TWENTY EIGHT

The Courage to Choose Truth and Love over Fear

The next step in The Direct Way is an exploration of courage. Courage is not one of those words you hear that often anymore, but even in our modern world, courage is essential because life can be challenging—not only the life around you but also the life within you. Courage is an awakened quality.

When the great twentieth-century Hindu sage Ramana Maharshi was asked to describe the characteristics of an enlightened person—a guru or Master—he answered, “Steady abidance in the Self, looking at all with an equal eye, unshakable courage at all times, in all places and circumstances.”1 He explained enlightenment in many ways, most of them different from this definition, so I paid attention when he equated enlightenment with unshakable courage. What he meant is it takes courage to live an enlightened life, to live an embodied, awake, vital life.

There are many ways we can shrink away from being courageous. Sometimes it takes courage to be truthful, sometimes it takes courage to be peaceful, sometimes it takes courage to love. Courage is the atmosphere within which all the practices in this final section—Enlightened Relativity and the Paradox of Being: Integrating Insight into Daily Life—exist. They all require an element of courage and can be challenging because they aim to loosen up certain forms of egocentric fixation. Just because you wake up from identifying yourself with your ego doesn’t mean your ego disappears. A lifetime of dysfunction doesn’t magically fall right out of the ego; some of it does, and for some people a lot of it does, but there’s always something we need to attend to.

This practice is simple and pointed, but it’s powerful as well. It takes courage for your insight to be humanized and allowed to move through you as an embodied way of being in the world. Remember, each time you notice a fixation, each time you notice a sticking point, each time you notice a place where you’re holding on or overly insistent or pulling back too far, it will take courage to meet those places. It takes courage to be honest, it takes courage to love, it takes courage to understand another person, it takes courage to choose love over fear, and it takes courage to pivot toward peace.

Practice Twenty-Eight

Throughout the day, pay attention to moments when courage is called for. As with all the practices in this section, this can be applied to moments when you are dealing with your own experience of being, a life situation, or interaction with others. This courage is an undercurrent of the awakened way of being.

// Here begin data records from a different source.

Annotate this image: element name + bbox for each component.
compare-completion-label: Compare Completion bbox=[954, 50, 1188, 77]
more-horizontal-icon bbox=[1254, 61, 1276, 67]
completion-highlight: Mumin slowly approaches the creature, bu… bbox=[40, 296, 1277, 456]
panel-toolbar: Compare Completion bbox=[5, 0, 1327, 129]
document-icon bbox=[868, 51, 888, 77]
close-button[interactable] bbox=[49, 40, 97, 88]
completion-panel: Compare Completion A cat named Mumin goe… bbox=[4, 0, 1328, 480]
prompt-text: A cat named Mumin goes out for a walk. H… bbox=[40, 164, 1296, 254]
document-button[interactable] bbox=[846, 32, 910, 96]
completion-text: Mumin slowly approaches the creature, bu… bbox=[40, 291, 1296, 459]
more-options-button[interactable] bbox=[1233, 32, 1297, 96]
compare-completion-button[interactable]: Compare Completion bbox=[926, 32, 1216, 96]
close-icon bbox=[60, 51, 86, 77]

Ask yourself: Where in my life is a bit more courage called for? Where am I holding back because I have not yet been willing to embody courage?

Pay attention to places that invite or require courage, whether it’s the way you relate to some part of your own experience, the way you relate to somebody else, or a crisis or life situation. When you notice an area where it may take a little more courage to embody your own truth or embody your own love, step into that courage.

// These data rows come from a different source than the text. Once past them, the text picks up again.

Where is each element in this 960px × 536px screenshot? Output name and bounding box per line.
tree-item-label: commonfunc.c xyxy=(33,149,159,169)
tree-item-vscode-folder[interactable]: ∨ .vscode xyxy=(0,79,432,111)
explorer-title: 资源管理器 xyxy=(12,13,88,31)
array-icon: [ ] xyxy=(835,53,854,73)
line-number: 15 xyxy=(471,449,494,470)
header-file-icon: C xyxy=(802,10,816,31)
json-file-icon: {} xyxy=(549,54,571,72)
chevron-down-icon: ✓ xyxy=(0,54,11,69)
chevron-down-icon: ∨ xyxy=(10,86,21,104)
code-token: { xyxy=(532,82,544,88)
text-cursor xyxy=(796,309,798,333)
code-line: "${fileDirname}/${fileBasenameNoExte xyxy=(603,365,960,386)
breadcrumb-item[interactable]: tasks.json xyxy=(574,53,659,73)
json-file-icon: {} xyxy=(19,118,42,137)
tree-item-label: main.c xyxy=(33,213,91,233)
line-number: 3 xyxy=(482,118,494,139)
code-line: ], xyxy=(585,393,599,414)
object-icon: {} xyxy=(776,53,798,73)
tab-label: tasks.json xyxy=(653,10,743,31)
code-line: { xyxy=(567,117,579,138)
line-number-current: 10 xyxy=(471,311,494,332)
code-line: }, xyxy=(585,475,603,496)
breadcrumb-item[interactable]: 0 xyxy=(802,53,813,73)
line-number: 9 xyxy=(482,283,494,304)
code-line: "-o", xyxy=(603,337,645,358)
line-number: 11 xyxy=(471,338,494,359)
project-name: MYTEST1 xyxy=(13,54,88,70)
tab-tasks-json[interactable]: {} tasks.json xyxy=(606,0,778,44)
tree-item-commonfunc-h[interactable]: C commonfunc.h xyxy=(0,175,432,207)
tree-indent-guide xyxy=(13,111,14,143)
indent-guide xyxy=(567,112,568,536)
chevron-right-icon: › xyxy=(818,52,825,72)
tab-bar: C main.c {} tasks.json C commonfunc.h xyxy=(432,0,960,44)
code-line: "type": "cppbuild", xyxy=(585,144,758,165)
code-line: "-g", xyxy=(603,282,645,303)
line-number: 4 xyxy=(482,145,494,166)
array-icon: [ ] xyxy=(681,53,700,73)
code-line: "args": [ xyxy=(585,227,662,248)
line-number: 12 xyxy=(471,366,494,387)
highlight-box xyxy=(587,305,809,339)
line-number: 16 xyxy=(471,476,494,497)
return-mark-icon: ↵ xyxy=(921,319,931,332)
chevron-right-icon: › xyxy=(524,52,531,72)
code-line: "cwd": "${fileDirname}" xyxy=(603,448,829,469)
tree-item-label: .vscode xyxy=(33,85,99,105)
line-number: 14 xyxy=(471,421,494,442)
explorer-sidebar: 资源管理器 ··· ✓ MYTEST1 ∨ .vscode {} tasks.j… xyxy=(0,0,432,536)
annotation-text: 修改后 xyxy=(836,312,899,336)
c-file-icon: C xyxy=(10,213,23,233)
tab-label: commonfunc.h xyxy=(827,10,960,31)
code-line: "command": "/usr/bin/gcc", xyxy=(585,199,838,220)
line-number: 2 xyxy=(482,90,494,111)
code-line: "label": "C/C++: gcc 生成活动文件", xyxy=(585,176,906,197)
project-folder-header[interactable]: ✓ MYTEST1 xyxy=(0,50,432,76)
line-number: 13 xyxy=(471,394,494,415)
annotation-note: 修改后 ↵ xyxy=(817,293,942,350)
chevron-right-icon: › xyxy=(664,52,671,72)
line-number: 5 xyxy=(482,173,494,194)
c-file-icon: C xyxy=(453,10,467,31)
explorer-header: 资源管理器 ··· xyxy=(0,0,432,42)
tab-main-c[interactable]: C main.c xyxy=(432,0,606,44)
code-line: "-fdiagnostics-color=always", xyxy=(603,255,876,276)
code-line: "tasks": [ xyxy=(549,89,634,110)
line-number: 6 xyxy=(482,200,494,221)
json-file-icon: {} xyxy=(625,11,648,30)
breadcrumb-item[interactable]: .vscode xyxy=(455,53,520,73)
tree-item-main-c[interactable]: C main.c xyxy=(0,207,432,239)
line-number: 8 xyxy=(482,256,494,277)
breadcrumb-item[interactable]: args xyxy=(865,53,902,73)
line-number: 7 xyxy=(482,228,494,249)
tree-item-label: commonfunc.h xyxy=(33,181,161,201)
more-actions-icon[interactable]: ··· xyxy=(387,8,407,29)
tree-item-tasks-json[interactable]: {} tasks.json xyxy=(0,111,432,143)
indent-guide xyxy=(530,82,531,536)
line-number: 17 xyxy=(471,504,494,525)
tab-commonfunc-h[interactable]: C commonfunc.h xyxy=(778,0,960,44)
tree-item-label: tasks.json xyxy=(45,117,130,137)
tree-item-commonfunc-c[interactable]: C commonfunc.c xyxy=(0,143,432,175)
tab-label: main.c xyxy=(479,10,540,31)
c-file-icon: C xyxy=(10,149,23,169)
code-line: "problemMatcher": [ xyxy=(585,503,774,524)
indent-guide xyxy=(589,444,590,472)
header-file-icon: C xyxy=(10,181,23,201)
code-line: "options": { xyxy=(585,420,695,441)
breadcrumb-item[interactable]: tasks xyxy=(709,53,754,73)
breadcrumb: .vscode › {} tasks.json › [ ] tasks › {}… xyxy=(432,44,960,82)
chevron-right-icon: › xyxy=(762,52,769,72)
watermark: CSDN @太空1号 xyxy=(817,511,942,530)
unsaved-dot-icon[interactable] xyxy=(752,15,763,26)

Often we get hung up on thinking we have to wait until our fear goes away or that we must engage in some process to remove our fear, but if you wait for the absence of fear, you’ll wait forever, because you never know when a moment of fear or hesitation is going to arise. What happens when you stop waiting and begin to exercise courage, not in a cavalier or indulgent way, but in a conscious way?

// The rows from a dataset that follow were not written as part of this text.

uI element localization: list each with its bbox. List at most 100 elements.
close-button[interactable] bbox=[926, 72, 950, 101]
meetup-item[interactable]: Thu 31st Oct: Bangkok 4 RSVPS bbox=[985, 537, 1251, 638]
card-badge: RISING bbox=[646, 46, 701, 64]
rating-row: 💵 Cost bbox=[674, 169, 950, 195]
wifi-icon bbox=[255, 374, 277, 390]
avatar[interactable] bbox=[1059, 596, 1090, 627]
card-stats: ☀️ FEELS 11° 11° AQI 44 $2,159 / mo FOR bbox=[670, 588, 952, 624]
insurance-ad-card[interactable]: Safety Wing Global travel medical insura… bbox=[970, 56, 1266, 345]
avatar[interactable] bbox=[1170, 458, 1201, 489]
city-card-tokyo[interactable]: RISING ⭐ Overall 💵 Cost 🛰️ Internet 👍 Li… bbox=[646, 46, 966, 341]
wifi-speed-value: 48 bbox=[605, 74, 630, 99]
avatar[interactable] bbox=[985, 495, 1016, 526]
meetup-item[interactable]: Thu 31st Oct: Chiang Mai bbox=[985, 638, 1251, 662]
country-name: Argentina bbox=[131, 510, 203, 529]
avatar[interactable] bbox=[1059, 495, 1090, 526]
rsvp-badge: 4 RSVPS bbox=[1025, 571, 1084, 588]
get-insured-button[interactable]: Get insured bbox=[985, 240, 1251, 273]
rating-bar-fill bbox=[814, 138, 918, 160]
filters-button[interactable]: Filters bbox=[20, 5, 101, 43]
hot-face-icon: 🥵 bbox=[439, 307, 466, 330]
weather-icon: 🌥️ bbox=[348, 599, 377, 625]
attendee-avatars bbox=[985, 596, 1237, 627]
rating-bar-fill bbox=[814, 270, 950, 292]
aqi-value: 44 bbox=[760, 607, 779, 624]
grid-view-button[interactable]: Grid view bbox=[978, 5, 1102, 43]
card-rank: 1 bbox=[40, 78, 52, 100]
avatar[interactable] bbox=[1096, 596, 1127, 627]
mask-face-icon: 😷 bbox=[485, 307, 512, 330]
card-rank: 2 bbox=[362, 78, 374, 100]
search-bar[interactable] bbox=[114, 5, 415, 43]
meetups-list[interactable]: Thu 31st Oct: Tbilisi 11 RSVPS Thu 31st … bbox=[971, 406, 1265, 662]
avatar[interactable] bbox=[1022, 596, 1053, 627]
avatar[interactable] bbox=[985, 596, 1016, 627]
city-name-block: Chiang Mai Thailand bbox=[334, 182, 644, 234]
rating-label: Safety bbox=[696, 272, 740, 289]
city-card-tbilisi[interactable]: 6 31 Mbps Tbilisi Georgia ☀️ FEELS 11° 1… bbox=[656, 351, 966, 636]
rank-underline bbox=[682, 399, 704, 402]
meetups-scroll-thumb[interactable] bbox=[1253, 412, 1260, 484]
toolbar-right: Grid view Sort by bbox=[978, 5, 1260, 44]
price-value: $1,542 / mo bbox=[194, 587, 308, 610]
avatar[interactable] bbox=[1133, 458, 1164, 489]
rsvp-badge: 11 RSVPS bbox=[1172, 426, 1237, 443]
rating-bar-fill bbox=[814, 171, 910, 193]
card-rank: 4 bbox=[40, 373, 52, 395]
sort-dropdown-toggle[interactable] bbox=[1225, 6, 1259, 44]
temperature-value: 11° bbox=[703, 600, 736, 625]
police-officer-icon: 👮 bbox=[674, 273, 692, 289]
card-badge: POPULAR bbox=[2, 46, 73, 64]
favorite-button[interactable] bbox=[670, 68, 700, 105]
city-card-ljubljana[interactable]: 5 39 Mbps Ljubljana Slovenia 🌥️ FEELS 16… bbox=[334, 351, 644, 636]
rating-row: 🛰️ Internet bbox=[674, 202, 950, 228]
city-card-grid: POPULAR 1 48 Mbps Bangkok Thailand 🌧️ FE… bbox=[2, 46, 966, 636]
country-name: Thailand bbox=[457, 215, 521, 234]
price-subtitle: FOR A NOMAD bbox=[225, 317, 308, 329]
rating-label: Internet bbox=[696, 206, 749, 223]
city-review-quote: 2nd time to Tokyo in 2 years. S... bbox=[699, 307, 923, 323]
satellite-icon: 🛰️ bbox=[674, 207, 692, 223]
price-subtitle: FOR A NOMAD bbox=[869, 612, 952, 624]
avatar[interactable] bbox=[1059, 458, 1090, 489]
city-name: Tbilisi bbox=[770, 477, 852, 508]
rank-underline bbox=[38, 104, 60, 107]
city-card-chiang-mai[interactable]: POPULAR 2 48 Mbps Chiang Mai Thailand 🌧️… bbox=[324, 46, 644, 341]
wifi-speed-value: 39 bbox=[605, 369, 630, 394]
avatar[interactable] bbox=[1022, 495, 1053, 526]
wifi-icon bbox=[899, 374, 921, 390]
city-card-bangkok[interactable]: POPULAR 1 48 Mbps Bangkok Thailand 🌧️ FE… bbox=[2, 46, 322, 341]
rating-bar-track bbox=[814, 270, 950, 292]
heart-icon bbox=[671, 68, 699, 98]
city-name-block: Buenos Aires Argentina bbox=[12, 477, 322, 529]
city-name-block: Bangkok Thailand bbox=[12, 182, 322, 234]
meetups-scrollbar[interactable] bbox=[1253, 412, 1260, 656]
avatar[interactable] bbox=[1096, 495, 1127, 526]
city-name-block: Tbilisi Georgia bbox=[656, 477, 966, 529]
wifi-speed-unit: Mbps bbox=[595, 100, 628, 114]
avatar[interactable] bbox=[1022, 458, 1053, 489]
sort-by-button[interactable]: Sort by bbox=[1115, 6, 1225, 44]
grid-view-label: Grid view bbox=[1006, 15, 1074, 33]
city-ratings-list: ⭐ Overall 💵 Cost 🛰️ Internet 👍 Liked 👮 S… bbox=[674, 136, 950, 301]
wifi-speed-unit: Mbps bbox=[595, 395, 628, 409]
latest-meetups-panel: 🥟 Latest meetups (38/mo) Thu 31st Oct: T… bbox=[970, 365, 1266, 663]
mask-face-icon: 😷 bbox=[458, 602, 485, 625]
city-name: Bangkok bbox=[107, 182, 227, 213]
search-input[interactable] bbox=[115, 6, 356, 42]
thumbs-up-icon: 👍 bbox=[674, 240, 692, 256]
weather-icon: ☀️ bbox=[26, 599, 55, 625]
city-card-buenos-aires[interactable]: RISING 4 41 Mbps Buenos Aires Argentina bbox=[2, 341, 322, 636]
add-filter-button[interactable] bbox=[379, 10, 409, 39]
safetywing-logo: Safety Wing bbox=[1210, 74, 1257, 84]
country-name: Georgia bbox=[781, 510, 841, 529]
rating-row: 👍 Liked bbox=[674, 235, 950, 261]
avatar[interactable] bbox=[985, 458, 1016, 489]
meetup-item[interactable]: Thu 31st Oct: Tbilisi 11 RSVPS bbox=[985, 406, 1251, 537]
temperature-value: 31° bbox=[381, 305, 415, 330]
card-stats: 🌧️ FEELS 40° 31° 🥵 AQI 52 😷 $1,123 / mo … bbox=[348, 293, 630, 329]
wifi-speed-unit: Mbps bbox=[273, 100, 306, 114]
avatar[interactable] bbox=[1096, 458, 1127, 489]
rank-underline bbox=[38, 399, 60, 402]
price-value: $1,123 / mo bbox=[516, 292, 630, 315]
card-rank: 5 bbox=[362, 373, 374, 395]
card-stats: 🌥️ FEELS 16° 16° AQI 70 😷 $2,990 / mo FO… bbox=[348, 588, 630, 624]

When you shift your orientation, you’ll encounter moments when you ask, “What might it mean for me to be a little more courageous right now?” It’s a question that can open up the pathways through which insight and your own deepest values in life can flow and be embodied. Notice where you might be withholding courage and examine what it might mean in a practical way for you to embody a bit more courage.

Courageously clearing these pathways for insight means confronting hesitation, doubt, confusion, and fear. That’s how it’s done. You can’t avoid them—you must face them. It takes courage to do this kind of inquiry and confront your own conditioning.